1, OutOfMemoryError exception

In addition to the program counters, several other runtime areas of the virtual machine memory have the possibility of OutOfMemoryError (OOM) exceptions.

Java Heap Overflow

General exception information: Java.lang.OutOfMemoryError:Java heap Spacess

The Java heap is used to store object instances, as long as we constantly create objects, and ensure that GC roots to objects with an attainable path to avoid the garbage collection mechanism from clearing these objects, a memory overflow exception occurs after the number of objects reaches the maximum heap capacity limit.

In this case, the general approach is to first analyze the dump snapshot with a memory image analysis tool (such as Eclipse Memory Analyzer), with a focus on confirming that the object in memory is necessary, first distinguishing it from the memory leak Leak Memory Overflow.

In the case of a memory leak, further tools can be used to view the reference chain of the leaking object to the GC roots.

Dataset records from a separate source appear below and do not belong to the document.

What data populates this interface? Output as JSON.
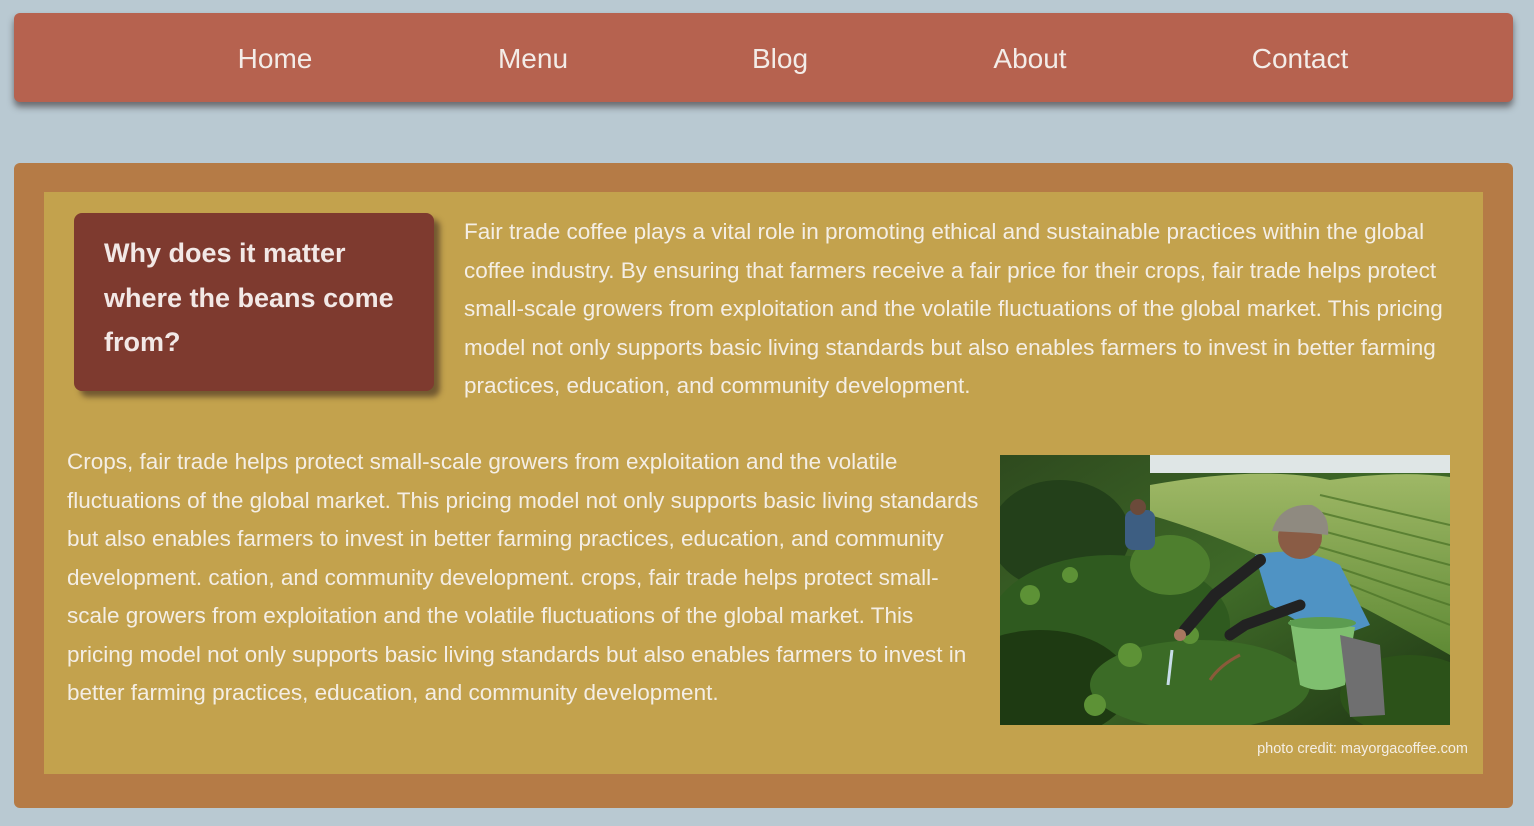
{
  "nav": {
    "items": [
      {
        "label": "Home"
      },
      {
        "label": "Menu"
      },
      {
        "label": "Blog"
      },
      {
        "label": "About"
      },
      {
        "label": "Contact"
      }
    ]
  },
  "article": {
    "question": "Why does it matter where the beans come from?",
    "intro": "Fair trade coffee plays a vital role in promoting ethical and sustainable practices within the global coffee industry. By ensuring that farmers receive a fair price for their crops, fair trade helps protect small-scale growers from exploitation and the volatile fluctuations of the global market. This pricing model not only supports basic living standards but also enables farmers to invest in better farming practices, education, and community development.",
    "body": "Crops, fair trade helps protect small-scale growers from exploitation and the volatile fluctuations of the global market. This pricing model not only supports basic living standards but also enables farmers to invest in better farming practices, education, and community development. cation, and community development. crops, fair trade helps protect small-scale growers from exploitation and the volatile fluctuations of the global market. This pricing model not only supports basic living standards but also enables farmers to invest in better farming practices, education, and community development.",
    "photo_credit": "photo credit: mayorgacoffee.com"
  },
  "colors": {
    "page_background": "#b9c9d2",
    "nav_background": "#b6624f",
    "outer_panel": "#b57b46",
    "inner_panel": "#c3a24d",
    "question_box": "#7e3a2f",
    "text_light": "#f4eee5"
  }
}
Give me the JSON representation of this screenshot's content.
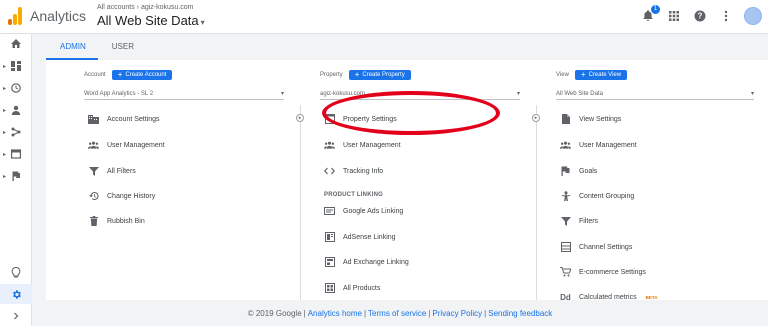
{
  "topbar": {
    "app_title": "Analytics",
    "breadcrumb": "All accounts › agiz-kokusu.com",
    "view_title": "All Web Site Data",
    "view_caret": "▾",
    "notification_count": "1"
  },
  "tabs": [
    {
      "label": "ADMIN"
    },
    {
      "label": "USER"
    }
  ],
  "account": {
    "label": "Account",
    "create_label": "Create Account",
    "select_value": "Word App Analytics - SL 2",
    "items": [
      {
        "label": "Account Settings",
        "icon": "building-icon"
      },
      {
        "label": "User Management",
        "icon": "users-icon"
      },
      {
        "label": "All Filters",
        "icon": "filter-icon"
      },
      {
        "label": "Change History",
        "icon": "history-icon"
      },
      {
        "label": "Rubbish Bin",
        "icon": "trash-icon"
      }
    ]
  },
  "property": {
    "label": "Property",
    "create_label": "Create Property",
    "select_value": "agiz-kokusu.com",
    "items": [
      {
        "label": "Property Settings",
        "icon": "settings-page-icon"
      },
      {
        "label": "User Management",
        "icon": "users-icon"
      },
      {
        "label": "Tracking Info",
        "icon": "code-icon"
      }
    ],
    "section_label": "PRODUCT LINKING",
    "linking_items": [
      {
        "label": "Google Ads Linking",
        "icon": "ads-icon"
      },
      {
        "label": "AdSense Linking",
        "icon": "adsense-icon"
      },
      {
        "label": "Ad Exchange Linking",
        "icon": "adexchange-icon"
      },
      {
        "label": "All Products",
        "icon": "products-icon"
      }
    ]
  },
  "view": {
    "label": "View",
    "create_label": "Create View",
    "select_value": "All Web Site Data",
    "items": [
      {
        "label": "View Settings",
        "icon": "document-icon"
      },
      {
        "label": "User Management",
        "icon": "users-icon"
      },
      {
        "label": "Goals",
        "icon": "flag-icon"
      },
      {
        "label": "Content Grouping",
        "icon": "grouping-icon"
      },
      {
        "label": "Filters",
        "icon": "filter-icon"
      },
      {
        "label": "Channel Settings",
        "icon": "channel-icon"
      },
      {
        "label": "E-commerce Settings",
        "icon": "cart-icon"
      },
      {
        "label": "Calculated metrics",
        "icon": "calc-icon",
        "badge": "BETA"
      }
    ]
  },
  "footer": {
    "copyright": "© 2019 Google",
    "links": [
      "Analytics home",
      "Terms of service",
      "Privacy Policy",
      "Sending feedback"
    ],
    "separator": "|"
  },
  "colors": {
    "accent": "#1a73e8",
    "highlight": "#e3001b",
    "logo_orange": "#f9ab00",
    "logo_dark": "#e37400"
  }
}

It is then possible to find out what path is associated with GC roots when leaking objects and causes the garbage collector to not be automatically recycled.

If there are no leaks, you should check that the settings for the virtual machine's parameters (-XMX and-XMS) are appropriate.

2, virtual machine stack and local method stack Overflow

A Stackoverflowerror exception is thrown if the thread requests a stack depth that is greater than the maximum allowed depth for the virtual machine.

Throws a OutOfMemoryError exception if the virtual machine cannot request enough memory space in the expansion stack

It is important to note that the larger the stack size, the less the number of threads can be allocated.

3, run a constant pool overflow

Exception information: Java.lang.OutOfMemoryError:PermGen space

The simplest way to add content to a running constant pool is to use the String.intern () native method. The function of this method is that if the pool already contains a string equal to this string, a string object representing the string in the pool is returned, otherwise the string contained in this string object is added to the constant pool, and a reference to this string object is returned. Because the constant pool is allocated within the method area, we can limit the size of the method area through-xx:permsize and-xx:maxpermsize, thereby indirectly restricting the capacity of the constant pool.

4, Method area overflow

The method area is used to store information about class, such as its name, access modifier, Chang, field description, method description, and so on.

Exception information: Java.lang.OutOfMemoryError:PermGen space

Method area Overflow is also a common memory overflow exception, and a class is very demanding if it is to be reclaimed by a garbage collector. This is especially important in applications that generate a large number of classes on a dynamic basis.

Excption with the error packet structure. What situations have you encountered, SOF?